Improve ptr::read code in debug builds · Issue #81163 · rust-lang/rust (original) (raw)
In #80290, some people raised concerns about the quality of the code that ptr::write
compiles to in debug builds. Given that, to my knowledge, reads are much more common than writes, I would think that one should be much more concerned with the code that ptr::read
compiles to -- and currently, there's going to be quite a few function calls in there, so without inlining, that code will be pretty slow.
ptr::read
could be improved with techniques similar to what I did for ptr::write
(call intrinsics directly, and inline everything else by hand). This would result in (something like) the following implementation: (EDIT see below for why this is wrong)
pub const unsafe fn read(src: *const T) -> T {
// We are calling the intrinsics directly to avoid function calls in the generated code
// as intrinsics::copy_nonoverlapping
is a wrapper function.
extern "rust-intrinsic" {
fn copy_nonoverlapping(src: *const T, dst: *mut T, count: usize);
}
// For the same reason, we also side-step `mem::MaybeUninit` and use a custom `union` directly.
#[repr(C)]
union MaybeUninit<T> {
init: mem::ManuallyDrop<T>,
uninit: (),
}
let mut tmp: MaybeUninit<T> = MaybeUninit { uninit: () };
// SAFETY: the caller must guarantee that `src` is valid for reads.

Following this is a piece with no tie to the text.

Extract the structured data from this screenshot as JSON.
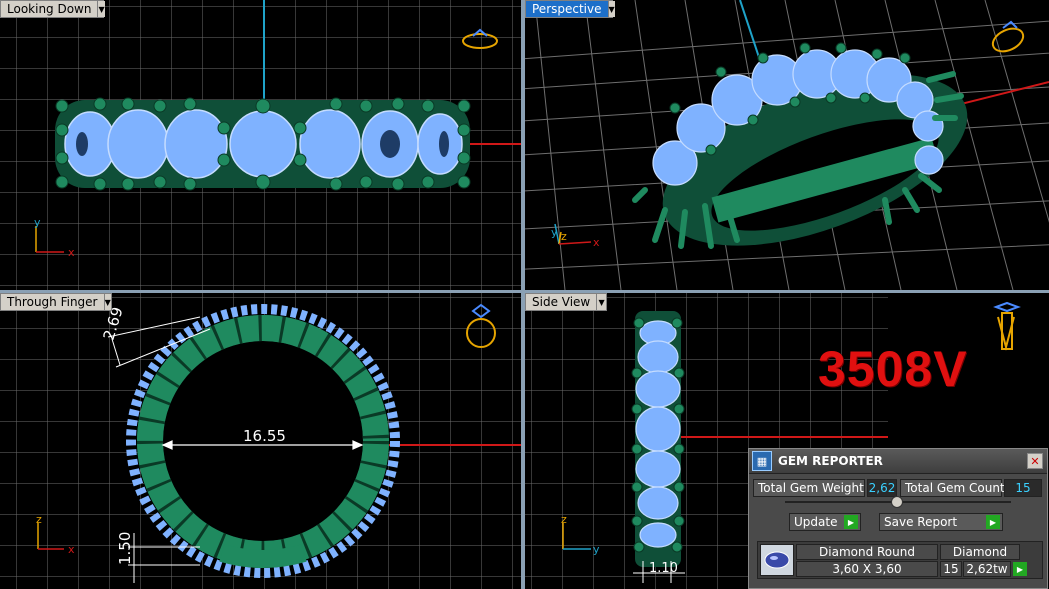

// `src` cannot overlap `tmp` because `tmp` was just allocated on
// the stack as a separate allocated object.
//
// `MaybeUninit` is repr(C), so we can assume `init` is at offset 0, justifying the pointer
// casts.
//
// Finally, since we just wrote a valid value into `tmp`, it is guaranteed
// to be properly initialized.
unsafe {
copy_nonoverlapping(src, &mut tmp as *mut _ as *mut T, 1);
mem::transmute_copy(&tmp.init)
}
}
However, here we have the extra difficulty that read
is (unstably) a const fn
, so the above implementation is rejected. &tmp.init
can be replaced by &mut tmp.init
and that works (or we wait for a bootstrap bump so we can make use of #80418), but transmute_copy
is non-const
, so there's still more work to be done. (transmute
does not work since the compiler does not recognize that T
and ManuallyDrop<T>
have the same size.)
I will stop here, but if someone else strongly cares about ptr::read
performance/codesize in debug builds, feel free to pick this up and drive it to completion.